Second, be realistic and be creative. Eswatini is facing a dire fiscal crisis, and now is not the ideal time to make proposals that will require significant financial resources.  I often tell my staff that we have to find budget neutral ways to advance our strategic goals.  On the other hand, now is the time to forge links with a new Cabinet that seems energized, ready to root out corruption, and focused on serving the people of Eswatini.

You have a new Parliament with members who are eager to make their mark, including proposing legislation themselves rather than waiting for it to come from the Cabinet. Work with them. Advance your policy priorities with them.  Hold them accountable. And make sure you find ways to do this in collaboration with other parts of civil society. Learn from the successes and challenges of your colleagues at WLSA, SWAAGA and Kwakha Indvodza in their work on the SODV Act.
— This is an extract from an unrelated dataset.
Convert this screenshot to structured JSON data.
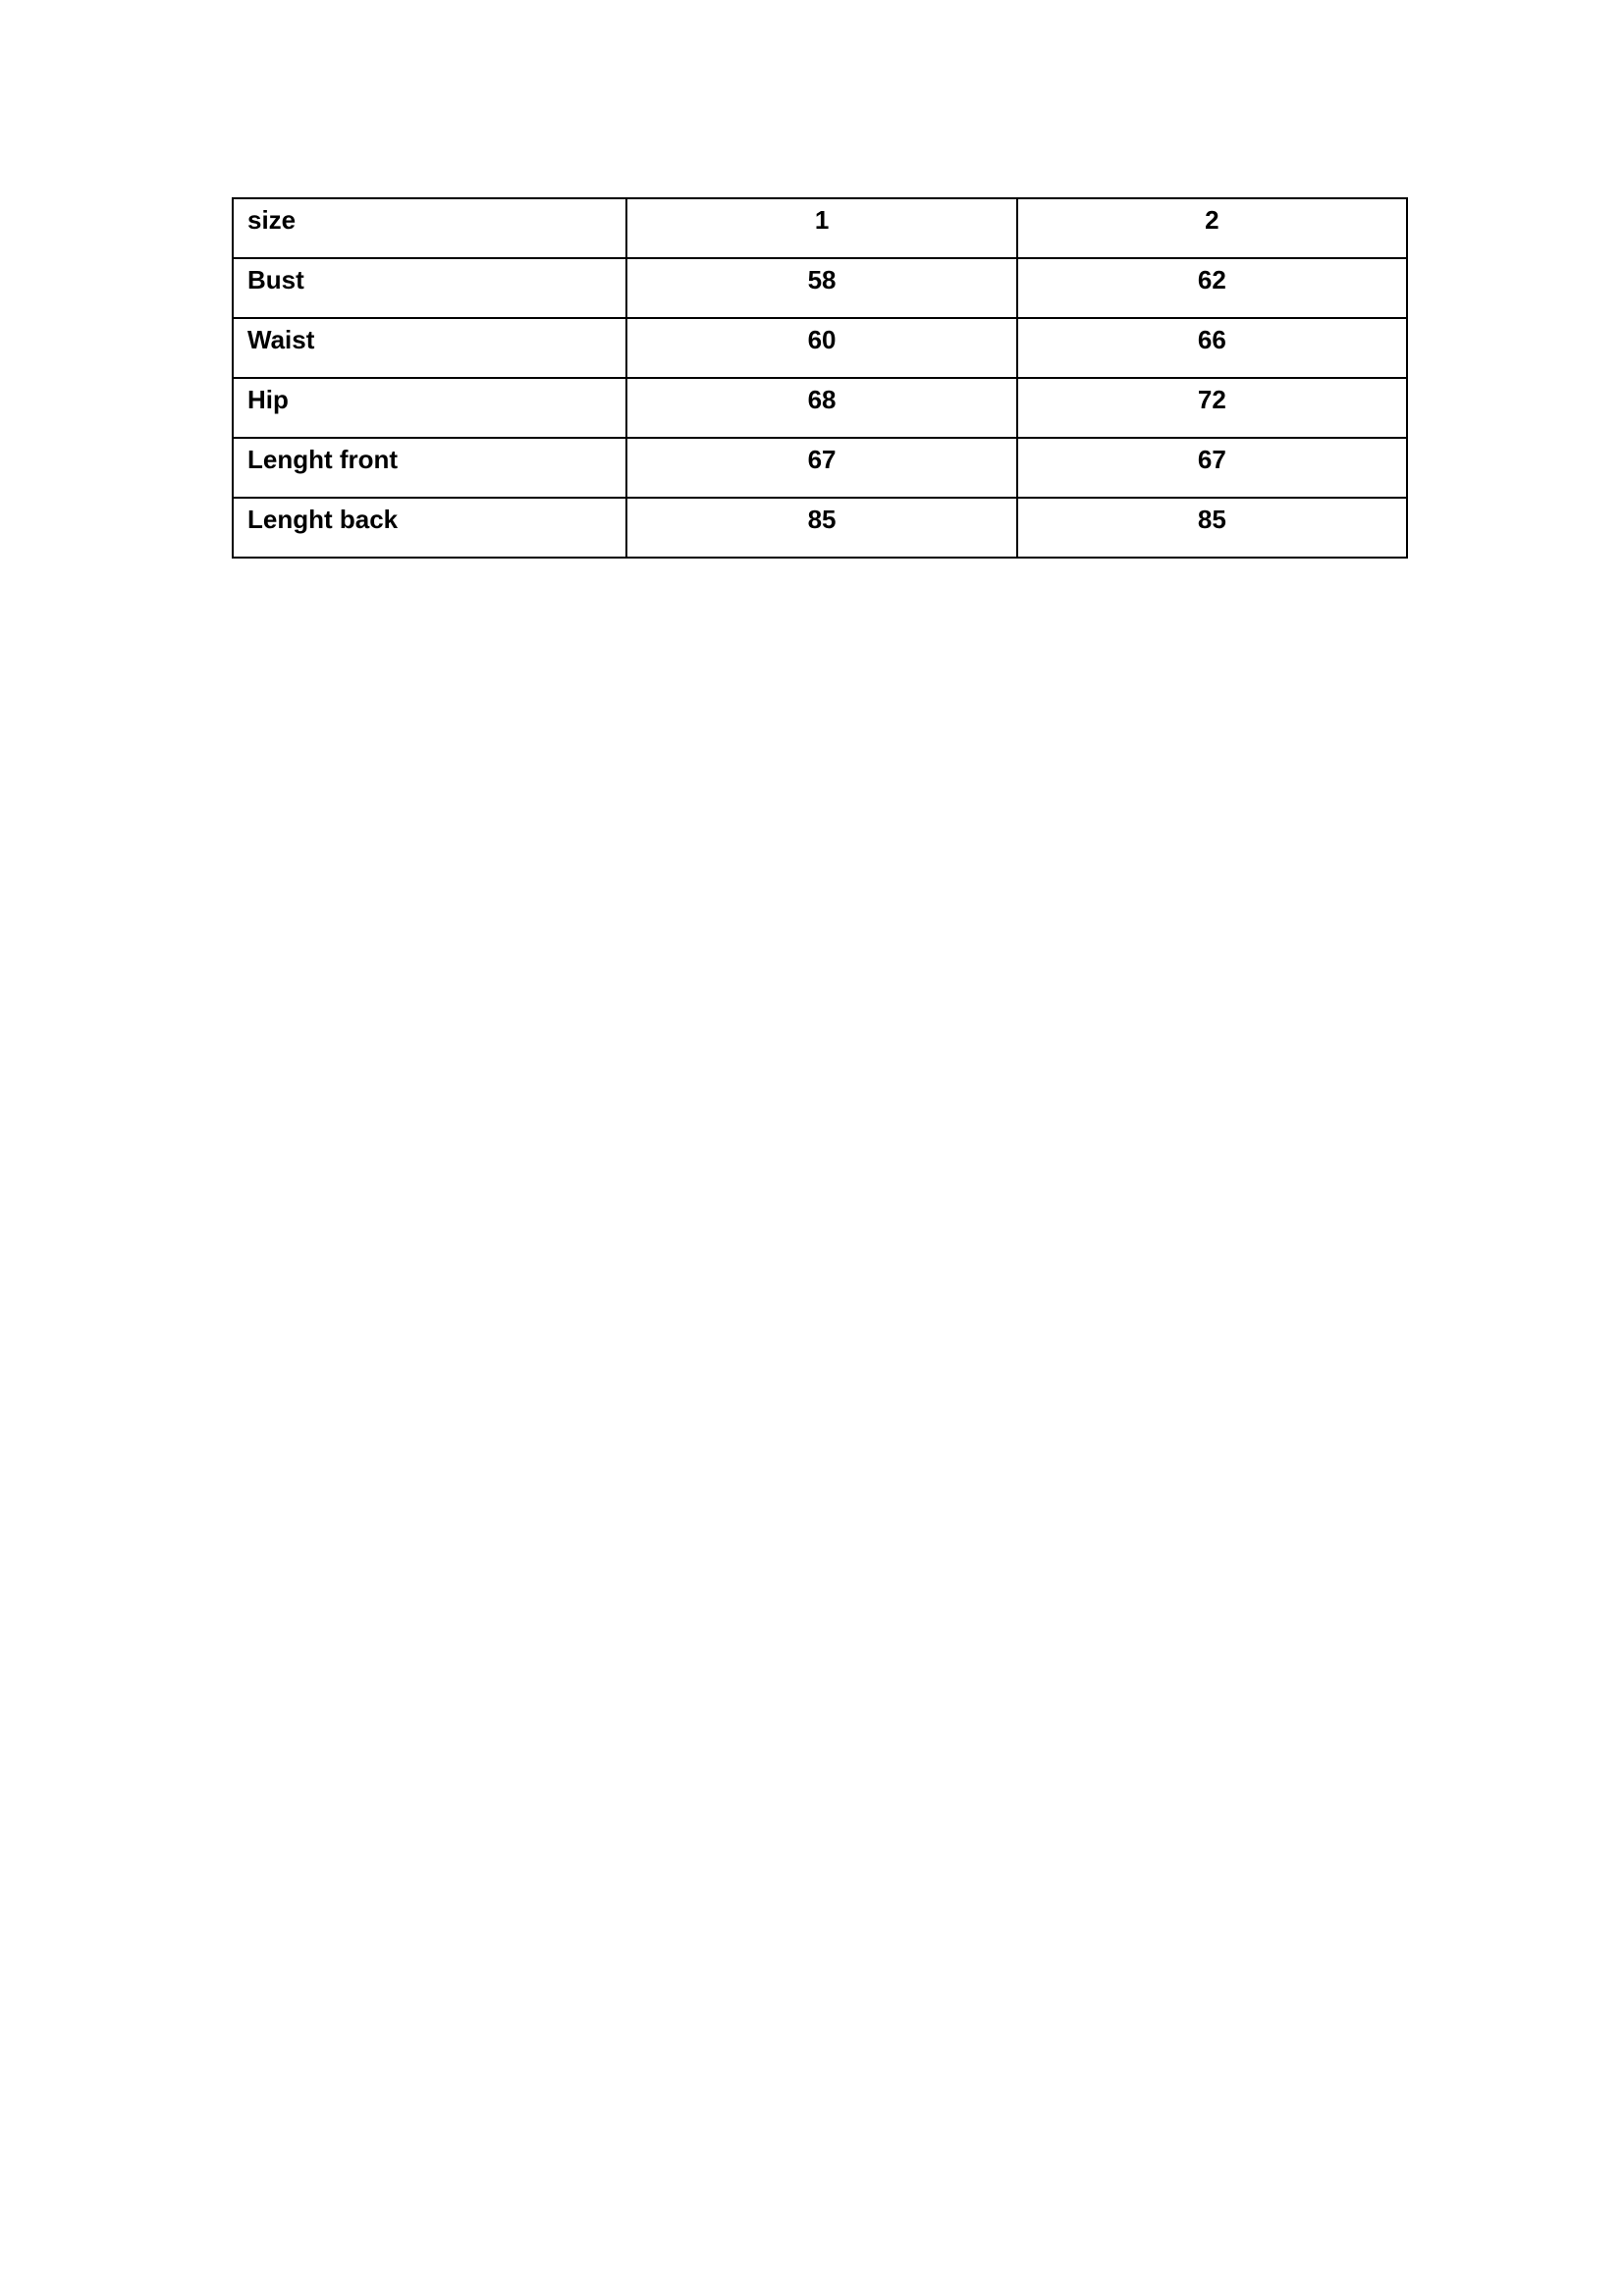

Third, work with men. Someday, there will be more women in parliament, maybe the 30% stated in the Constitution, maybe 50%, or perhaps even more. But that is not today’s reality, and it is not enough to rely on the handful of women in parliament to do all the heavy lifting. Men in parliament and civil society organizations were instrumental in supporting the passage of the SODV Act. Seek out these men who are champions of women’s rights, and work with them to mobilize other men. People like to blame women for the poor electoral showing, but the reasons for the low numbers of women in public office go far beyond a stereotype of women not supporting each other.

Selecting the right people for public office needs to be about everyone voting for who they consider to be the best candidate, whether they are a man or a woman.  But getting more women into those spaces where they can compete means that a whole range of structural changes have to happen so that women are recognized and treated as equals.  These structural changes need to be advanced by men as well as women.

Finally, lead by example. Create more opportunities for women to fill leadership positions at local, regional, and national levels within TUCOSWA. Continue to support women with workshops such as this. Make sure the men of TUCOSWA are supporting and working with the women of TUCOSWA.

I urge you to continue advocating for policies that will create a future where all of Eswatini’s women are safe in their workplace, on the street, and in their homes. All of you in this room are leaders.  In you, I see tremendous strength.  On the foundation of this strength, I have no doubt that you can build an even brighter tomorrow.

Thank you for inviting me to join you today as you embark on this important mission to press for the understanding that women’s rights are human rights.  The time for change is now. We at the U.S. Embassy value your efforts and wish you all success as you move forward. Siyabonga.